First, I want to follow Jody in congratulating Tony Blair, who has been a good friend to this nation, on his conversion to Catholicism.

I am also happy to congratulate Mr. Blair’s country, the United Kingdom, on its conversion to Catholicism. Yes, you read that correctly. What I mean is that, according to this story in the Telegraph , “Britain has become a ‘Catholic Country’” because “Roman Catholics have overtaken Anglicans as the country’s dominant religious group. More people attend Mass every Sunday than worship with the Church of England.” Hence, “the established Church has lost its place as the nation’s most popular Christian denomination after four centuries of unrivaled influence following the Reformation.”

When you read more carefully, however, it turns out the picture is not quite so rosy, even for the Catholics. It turns out that 861,000 persons in Britain attend mass every Sunday while only 852,000 turn up for Anglican services. The population of Britain is about 60.7 million souls, so even the combined weekly attendance of the Catholic Church and the Anglican Church aggregates only 2.8 percent of the population.

Moreover, the Catholics numbers have surpassed the Anglican ones only because, although attendance at Anglican services has fallen 20 percent since 2000, attendance at mass has fallen only 13 percent. The difference seems to be explained by an influx of Catholic immigrants from Africa and Eastern Europe; this has reduced the rate of decrease in the Catholic numbers.

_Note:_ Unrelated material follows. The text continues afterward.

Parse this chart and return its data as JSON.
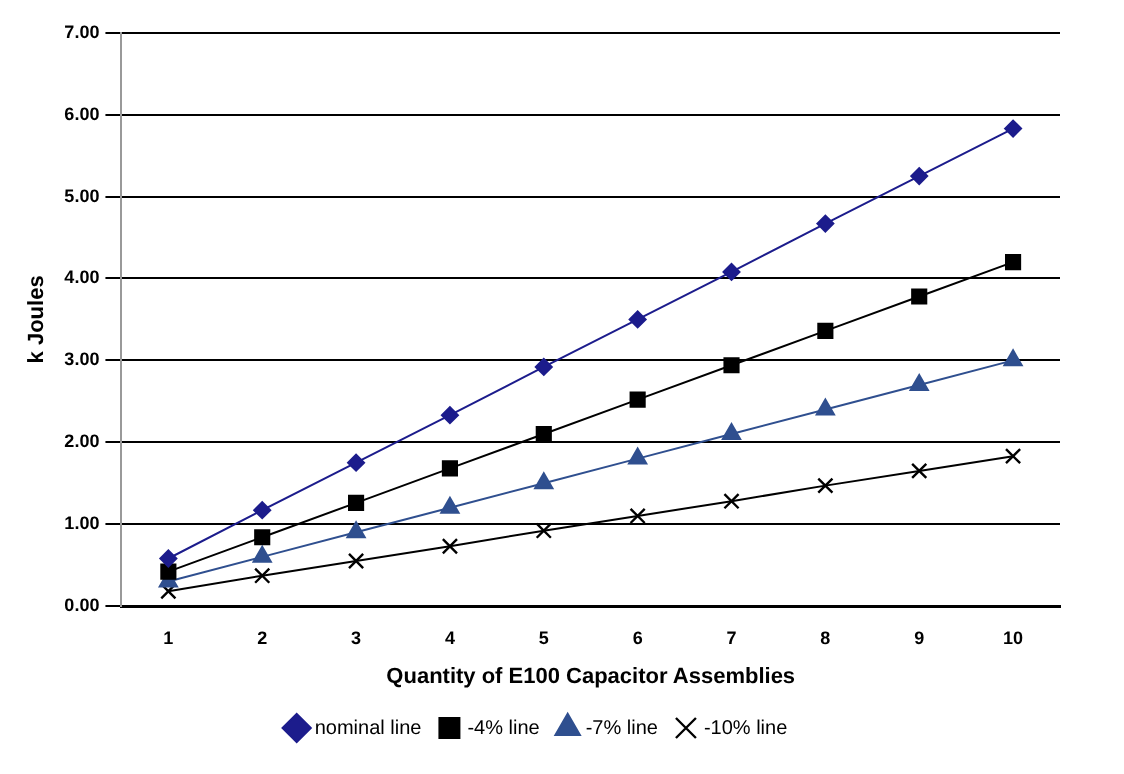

So attendance at both churches is declining rapidly; it’s just that Anglicans are even worse off than the Catholics.

The Rt. Rev. Crispian Hollis, the Catholic Bishop of Portsmouth, has a curious take on this. He says that “these figures are encouraging. It shows that the [Catholic] Church is no longer seen as on the fringes of society, but in fact is now at the heart of British life.” Well, sure, if an organization with committed members totaling 1.4 percent of the population (and many of these recent immigrants who may not remain in the country for long) can be at the heart of a nation’s life.

The Anglican clergy, too, seems to misunderstand the significance of these numbers. Says the Church of England’s Rt. Rev. Graham Cray, “It isn’t a competition. I’m delighted to see all the Christian denominations flourishing.” I appreciate the ecumenical sentiment, but that’s quite a strange definition of flourishing you got there, Rt. Rev.